Project Euler Solution 31: Coin sums

In Problem 31: Coin sums of the Project Euler series we have another nice one with permutations and partitioning.

In the United Kingdom the currency is made up of pound (£) and pence (p). There are eight coins in general circulation:

1p, 2p, 5p, 10p, 20p, 50p, £1 (100p), and £2 (200p).

It is possible to make £2 in the following way:

1×£1 + 1×50p + 2×20p + 1×5p + 1×2p + 3×1p

How many different ways can £2 be made using any number of coins?

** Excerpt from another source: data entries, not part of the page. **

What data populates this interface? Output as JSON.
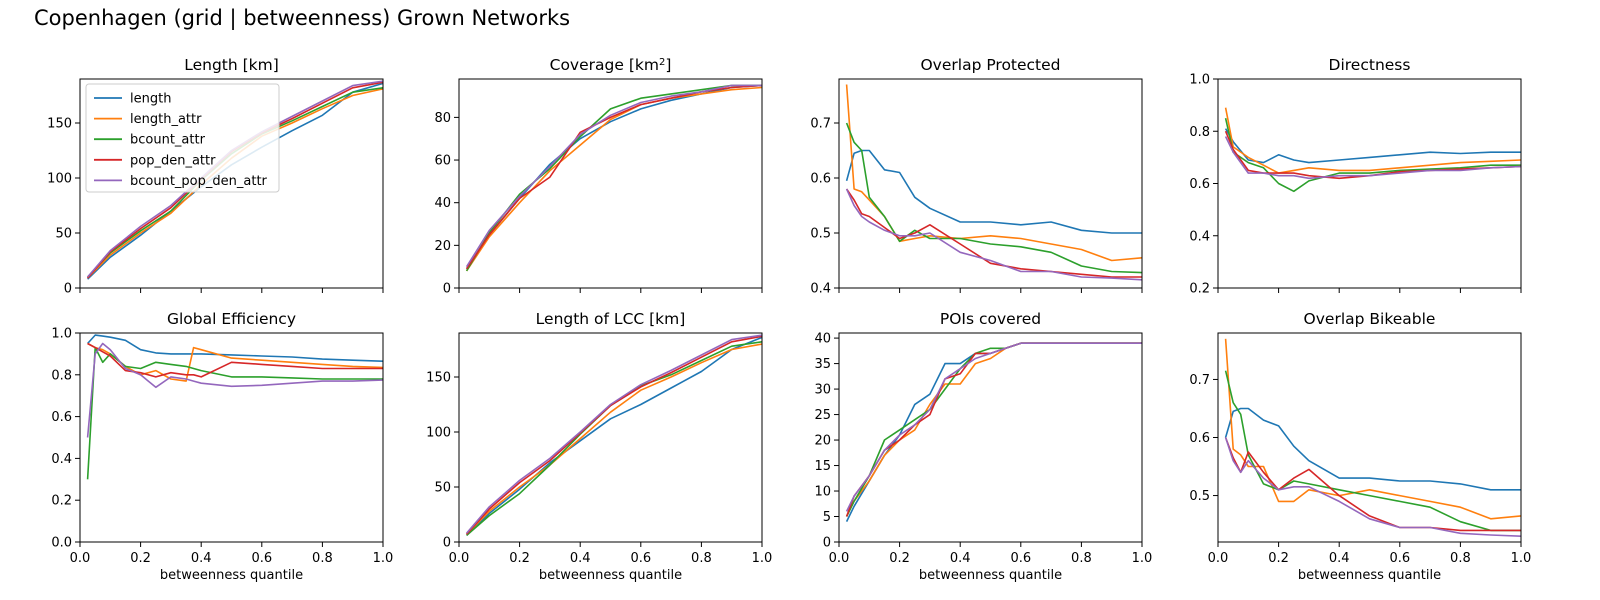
{
  "title": "Copenhagen (grid | betweenness) Grown Networks",
  "colors": {
    "length": "#1f77b4",
    "length_attr": "#ff7f0e",
    "bcount_attr": "#2ca02c",
    "pop_den_attr": "#d62728",
    "bcount_pop_den_attr": "#9467bd"
  },
  "legend": [
    "length",
    "length_attr",
    "bcount_attr",
    "pop_den_attr",
    "bcount_pop_den_attr"
  ],
  "chart_data": [
    {
      "type": "line",
      "title": "Length [km]",
      "xlim": [
        0,
        1
      ],
      "ylim": [
        0,
        190
      ],
      "yticks": [
        0,
        50,
        100,
        150
      ],
      "ytick_labels": [
        "0",
        "50",
        "100",
        "150"
      ],
      "xticks": [],
      "xtick_labels": [],
      "xlabel": "",
      "legend_location": "top-left",
      "x": [
        0.025,
        0.1,
        0.2,
        0.3,
        0.4,
        0.5,
        0.6,
        0.7,
        0.8,
        0.9,
        1.0
      ],
      "series": [
        {
          "name": "length",
          "values": [
            8,
            28,
            48,
            70,
            92,
            112,
            128,
            143,
            157,
            178,
            186
          ]
        },
        {
          "name": "length_attr",
          "values": [
            9,
            30,
            50,
            68,
            94,
            118,
            138,
            150,
            163,
            175,
            181
          ]
        },
        {
          "name": "bcount_attr",
          "values": [
            10,
            32,
            52,
            70,
            98,
            122,
            140,
            152,
            165,
            178,
            182
          ]
        },
        {
          "name": "pop_den_attr",
          "values": [
            9,
            33,
            54,
            73,
            99,
            124,
            141,
            154,
            168,
            182,
            187
          ]
        },
        {
          "name": "bcount_pop_den_attr",
          "values": [
            10,
            34,
            56,
            75,
            100,
            125,
            142,
            156,
            170,
            184,
            188
          ]
        }
      ]
    },
    {
      "type": "line",
      "title": "Coverage [km²]",
      "xlim": [
        0,
        1
      ],
      "ylim": [
        0,
        98
      ],
      "yticks": [
        0,
        20,
        40,
        60,
        80
      ],
      "ytick_labels": [
        "0",
        "20",
        "40",
        "60",
        "80"
      ],
      "xticks": [],
      "xtick_labels": [],
      "xlabel": "",
      "x": [
        0.025,
        0.1,
        0.2,
        0.3,
        0.4,
        0.5,
        0.6,
        0.7,
        0.8,
        0.9,
        1.0
      ],
      "series": [
        {
          "name": "length",
          "values": [
            9,
            25,
            42,
            58,
            70,
            78,
            84,
            88,
            91,
            94,
            95
          ]
        },
        {
          "name": "length_attr",
          "values": [
            8,
            24,
            40,
            55,
            67,
            79,
            86,
            89,
            91,
            93,
            94
          ]
        },
        {
          "name": "bcount_attr",
          "values": [
            8,
            26,
            44,
            56,
            71,
            84,
            89,
            91,
            93,
            95,
            95
          ]
        },
        {
          "name": "pop_den_attr",
          "values": [
            9,
            25,
            42,
            52,
            73,
            80,
            86,
            89,
            92,
            94,
            95
          ]
        },
        {
          "name": "bcount_pop_den_attr",
          "values": [
            10,
            27,
            43,
            57,
            72,
            81,
            87,
            90,
            92,
            95,
            95
          ]
        }
      ]
    },
    {
      "type": "line",
      "title": "Overlap Protected",
      "xlim": [
        0,
        1
      ],
      "ylim": [
        0.4,
        0.78
      ],
      "yticks": [
        0.4,
        0.5,
        0.6,
        0.7
      ],
      "ytick_labels": [
        "0.4",
        "0.5",
        "0.6",
        "0.7"
      ],
      "xticks": [],
      "xtick_labels": [],
      "xlabel": "",
      "x": [
        0.025,
        0.05,
        0.075,
        0.1,
        0.15,
        0.2,
        0.25,
        0.3,
        0.4,
        0.5,
        0.6,
        0.7,
        0.8,
        0.9,
        1.0
      ],
      "series": [
        {
          "name": "length",
          "values": [
            0.595,
            0.645,
            0.65,
            0.65,
            0.615,
            0.61,
            0.565,
            0.545,
            0.52,
            0.52,
            0.515,
            0.52,
            0.505,
            0.5,
            0.5
          ]
        },
        {
          "name": "length_attr",
          "values": [
            0.77,
            0.58,
            0.575,
            0.56,
            0.53,
            0.485,
            0.49,
            0.495,
            0.49,
            0.495,
            0.49,
            0.48,
            0.47,
            0.45,
            0.455
          ]
        },
        {
          "name": "bcount_attr",
          "values": [
            0.7,
            0.665,
            0.65,
            0.565,
            0.53,
            0.485,
            0.505,
            0.49,
            0.49,
            0.48,
            0.475,
            0.465,
            0.44,
            0.43,
            0.428
          ]
        },
        {
          "name": "pop_den_attr",
          "values": [
            0.58,
            0.56,
            0.535,
            0.53,
            0.51,
            0.49,
            0.5,
            0.515,
            0.48,
            0.445,
            0.435,
            0.43,
            0.425,
            0.42,
            0.42
          ]
        },
        {
          "name": "bcount_pop_den_attr",
          "values": [
            0.58,
            0.55,
            0.53,
            0.52,
            0.505,
            0.495,
            0.495,
            0.5,
            0.465,
            0.45,
            0.43,
            0.43,
            0.42,
            0.418,
            0.415
          ]
        }
      ]
    },
    {
      "type": "line",
      "title": "Directness",
      "xlim": [
        0,
        1
      ],
      "ylim": [
        0.2,
        1.0
      ],
      "yticks": [
        0.2,
        0.4,
        0.6,
        0.8,
        1.0
      ],
      "ytick_labels": [
        "0.2",
        "0.4",
        "0.6",
        "0.8",
        "1.0"
      ],
      "xticks": [],
      "xtick_labels": [],
      "xlabel": "",
      "x": [
        0.025,
        0.05,
        0.1,
        0.15,
        0.2,
        0.25,
        0.3,
        0.4,
        0.5,
        0.6,
        0.7,
        0.8,
        0.9,
        1.0
      ],
      "series": [
        {
          "name": "length",
          "values": [
            0.81,
            0.76,
            0.69,
            0.68,
            0.71,
            0.69,
            0.68,
            0.69,
            0.7,
            0.71,
            0.72,
            0.715,
            0.72,
            0.72
          ]
        },
        {
          "name": "length_attr",
          "values": [
            0.89,
            0.74,
            0.7,
            0.67,
            0.64,
            0.65,
            0.66,
            0.65,
            0.65,
            0.66,
            0.67,
            0.68,
            0.685,
            0.69
          ]
        },
        {
          "name": "bcount_attr",
          "values": [
            0.85,
            0.72,
            0.68,
            0.66,
            0.6,
            0.57,
            0.61,
            0.64,
            0.64,
            0.65,
            0.655,
            0.66,
            0.67,
            0.67
          ]
        },
        {
          "name": "pop_den_attr",
          "values": [
            0.8,
            0.73,
            0.65,
            0.64,
            0.64,
            0.64,
            0.63,
            0.62,
            0.63,
            0.645,
            0.65,
            0.655,
            0.66,
            0.665
          ]
        },
        {
          "name": "bcount_pop_den_attr",
          "values": [
            0.78,
            0.72,
            0.64,
            0.64,
            0.63,
            0.63,
            0.62,
            0.63,
            0.63,
            0.64,
            0.65,
            0.65,
            0.66,
            0.665
          ]
        }
      ]
    },
    {
      "type": "line",
      "title": "Global Efficiency",
      "xlim": [
        0,
        1
      ],
      "ylim": [
        0.0,
        1.0
      ],
      "yticks": [
        0.0,
        0.2,
        0.4,
        0.6,
        0.8,
        1.0
      ],
      "ytick_labels": [
        "0.0",
        "0.2",
        "0.4",
        "0.6",
        "0.8",
        "1.0"
      ],
      "xticks": [
        0.0,
        0.2,
        0.4,
        0.6,
        0.8,
        1.0
      ],
      "xtick_labels": [
        "0.0",
        "0.2",
        "0.4",
        "0.6",
        "0.8",
        "1.0"
      ],
      "xlabel": "betweenness quantile",
      "x": [
        0.025,
        0.05,
        0.075,
        0.1,
        0.15,
        0.2,
        0.25,
        0.3,
        0.35,
        0.375,
        0.4,
        0.5,
        0.6,
        0.7,
        0.8,
        0.9,
        1.0
      ],
      "series": [
        {
          "name": "length",
          "values": [
            0.95,
            0.99,
            0.985,
            0.98,
            0.965,
            0.92,
            0.905,
            0.9,
            0.9,
            0.9,
            0.9,
            0.895,
            0.89,
            0.885,
            0.875,
            0.87,
            0.865
          ]
        },
        {
          "name": "length_attr",
          "values": [
            0.95,
            0.93,
            0.92,
            0.9,
            0.84,
            0.8,
            0.82,
            0.78,
            0.77,
            0.93,
            0.92,
            0.88,
            0.87,
            0.86,
            0.85,
            0.84,
            0.835
          ]
        },
        {
          "name": "bcount_attr",
          "values": [
            0.3,
            0.93,
            0.86,
            0.9,
            0.84,
            0.83,
            0.86,
            0.85,
            0.84,
            0.83,
            0.82,
            0.79,
            0.79,
            0.785,
            0.78,
            0.78,
            0.78
          ]
        },
        {
          "name": "pop_den_attr",
          "values": [
            0.95,
            0.93,
            0.91,
            0.89,
            0.82,
            0.81,
            0.79,
            0.81,
            0.8,
            0.8,
            0.79,
            0.86,
            0.85,
            0.84,
            0.83,
            0.83,
            0.83
          ]
        },
        {
          "name": "bcount_pop_den_attr",
          "values": [
            0.5,
            0.9,
            0.95,
            0.92,
            0.83,
            0.8,
            0.74,
            0.79,
            0.78,
            0.77,
            0.76,
            0.745,
            0.75,
            0.76,
            0.77,
            0.77,
            0.775
          ]
        }
      ]
    },
    {
      "type": "line",
      "title": "Length of LCC [km]",
      "xlim": [
        0,
        1
      ],
      "ylim": [
        0,
        190
      ],
      "yticks": [
        0,
        50,
        100,
        150
      ],
      "ytick_labels": [
        "0",
        "50",
        "100",
        "150"
      ],
      "xticks": [
        0.0,
        0.2,
        0.4,
        0.6,
        0.8,
        1.0
      ],
      "xtick_labels": [
        "0.0",
        "0.2",
        "0.4",
        "0.6",
        "0.8",
        "1.0"
      ],
      "xlabel": "betweenness quantile",
      "x": [
        0.025,
        0.1,
        0.2,
        0.3,
        0.4,
        0.5,
        0.6,
        0.7,
        0.8,
        0.9,
        1.0
      ],
      "series": [
        {
          "name": "length",
          "values": [
            6,
            26,
            48,
            72,
            92,
            112,
            125,
            140,
            155,
            175,
            186
          ]
        },
        {
          "name": "length_attr",
          "values": [
            7,
            28,
            50,
            70,
            94,
            118,
            138,
            150,
            163,
            175,
            180
          ]
        },
        {
          "name": "bcount_attr",
          "values": [
            6,
            24,
            44,
            70,
            98,
            124,
            142,
            152,
            165,
            178,
            182
          ]
        },
        {
          "name": "pop_den_attr",
          "values": [
            7,
            30,
            54,
            74,
            99,
            124,
            141,
            154,
            168,
            182,
            187
          ]
        },
        {
          "name": "bcount_pop_den_attr",
          "values": [
            8,
            32,
            56,
            76,
            100,
            125,
            143,
            156,
            170,
            184,
            188
          ]
        }
      ]
    },
    {
      "type": "line",
      "title": "POIs covered",
      "xlim": [
        0,
        1
      ],
      "ylim": [
        0,
        41
      ],
      "yticks": [
        0,
        5,
        10,
        15,
        20,
        25,
        30,
        35,
        40
      ],
      "ytick_labels": [
        "0",
        "5",
        "10",
        "15",
        "20",
        "25",
        "30",
        "35",
        "40"
      ],
      "xticks": [
        0.0,
        0.2,
        0.4,
        0.6,
        0.8,
        1.0
      ],
      "xtick_labels": [
        "0.0",
        "0.2",
        "0.4",
        "0.6",
        "0.8",
        "1.0"
      ],
      "xlabel": "betweenness quantile",
      "x": [
        0.025,
        0.05,
        0.1,
        0.15,
        0.2,
        0.25,
        0.3,
        0.35,
        0.4,
        0.45,
        0.5,
        0.55,
        0.6,
        0.7,
        0.8,
        0.9,
        1.0
      ],
      "series": [
        {
          "name": "length",
          "values": [
            4,
            7,
            12,
            17,
            21,
            27,
            29,
            35,
            35,
            37,
            37,
            38,
            39,
            39,
            39,
            39,
            39
          ]
        },
        {
          "name": "length_attr",
          "values": [
            5,
            8,
            12,
            17,
            20,
            22,
            27,
            31,
            31,
            35,
            36,
            38,
            39,
            39,
            39,
            39,
            39
          ]
        },
        {
          "name": "bcount_attr",
          "values": [
            5,
            8,
            13,
            20,
            22,
            24,
            26,
            30,
            34,
            37,
            38,
            38,
            39,
            39,
            39,
            39,
            39
          ]
        },
        {
          "name": "pop_den_attr",
          "values": [
            5,
            9,
            13,
            18,
            20,
            23,
            25,
            32,
            33,
            37,
            37,
            38,
            39,
            39,
            39,
            39,
            39
          ]
        },
        {
          "name": "bcount_pop_den_attr",
          "values": [
            6,
            9,
            13,
            18,
            21,
            23,
            26,
            32,
            34,
            36,
            37,
            38,
            39,
            39,
            39,
            39,
            39
          ]
        }
      ]
    },
    {
      "type": "line",
      "title": "Overlap Bikeable",
      "xlim": [
        0,
        1
      ],
      "ylim": [
        0.42,
        0.78
      ],
      "yticks": [
        0.5,
        0.6,
        0.7
      ],
      "ytick_labels": [
        "0.5",
        "0.6",
        "0.7"
      ],
      "xticks": [
        0.0,
        0.2,
        0.4,
        0.6,
        0.8,
        1.0
      ],
      "xtick_labels": [
        "0.0",
        "0.2",
        "0.4",
        "0.6",
        "0.8",
        "1.0"
      ],
      "xlabel": "betweenness quantile",
      "x": [
        0.025,
        0.05,
        0.075,
        0.1,
        0.15,
        0.2,
        0.25,
        0.3,
        0.4,
        0.5,
        0.6,
        0.7,
        0.8,
        0.9,
        1.0
      ],
      "series": [
        {
          "name": "length",
          "values": [
            0.6,
            0.645,
            0.65,
            0.65,
            0.63,
            0.62,
            0.585,
            0.56,
            0.53,
            0.53,
            0.525,
            0.525,
            0.52,
            0.51,
            0.51
          ]
        },
        {
          "name": "length_attr",
          "values": [
            0.77,
            0.58,
            0.57,
            0.55,
            0.55,
            0.49,
            0.49,
            0.51,
            0.5,
            0.51,
            0.5,
            0.49,
            0.48,
            0.46,
            0.465
          ]
        },
        {
          "name": "bcount_attr",
          "values": [
            0.715,
            0.66,
            0.64,
            0.57,
            0.52,
            0.51,
            0.525,
            0.52,
            0.51,
            0.5,
            0.49,
            0.48,
            0.455,
            0.44,
            0.44
          ]
        },
        {
          "name": "pop_den_attr",
          "values": [
            0.6,
            0.565,
            0.54,
            0.575,
            0.54,
            0.51,
            0.53,
            0.545,
            0.5,
            0.465,
            0.445,
            0.445,
            0.44,
            0.44,
            0.44
          ]
        },
        {
          "name": "bcount_pop_den_attr",
          "values": [
            0.6,
            0.56,
            0.54,
            0.56,
            0.53,
            0.51,
            0.515,
            0.515,
            0.49,
            0.46,
            0.445,
            0.445,
            0.435,
            0.432,
            0.43
          ]
        }
      ]
    }
  ]
}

There are lots of ways to assemble these coins. One naive way would be to take the maximum number of times that a given coin could be used to partition 200 pence if only that coin was used. These numbers would be (2, 4, 10, 40, 100, 200). Then we just take all possible combinations from 0 to that number. This would give us 5,768,123,130 ways to check for. We just check whether the total value of this combination of coins matches the 200 pence.

values = [200, 100, 50, 20, 10, 5, 2, 1]


def solution_brute_force() -> int:
    num_partitions = 0
    ranges = [range(200 // value + 1) for value in values]
    for counts in itertools.product(*ranges):
        total_value = sum(value * count for value, count in zip(values, counts))
        if total_value == 200:
            num_partitions += 1
    return num_partitions

This is not impossible, but I can only check about 1,000,000 combinations per second on my laptop. This means that it would take around two hours to go through all the combinations. That is clearly above the one-minute-rule.

We can do better than that. Once we pick a £1 coin, we know that there are only 100 pence to be partition. There is no point in trying out more than two 50p pieces. And if we take two 50p pieces, there are no pence left to partition and we can skip trying out the smaller coins.

This idea can be implemented recursively. We start and try all multiples of the biggest coin and then try to partition the remainder with the smaller coins in all possible ways. Depending on the remainder, there are few possibilities left. This quickly narrows the options.

def count_partitions(used: tuple, remainder: int) -> int:
    if len(used) == len(values) - 1:
        return 1

    current_value = values[len(used)]

    return sum(
        count_partitions(used + (usage,), remainder - current_value * usage)
        for usage in range(remainder // current_value + 1)
    )


def solution() -> int:
    return count_partitions((), 200)

This computes the correct solution in just 24 ms and therefore is the better solution.

If one takes a look at the solution document on the website, one can find an even faster and better scaling version. But since I didn't come up with it, I won't reproduce the document here.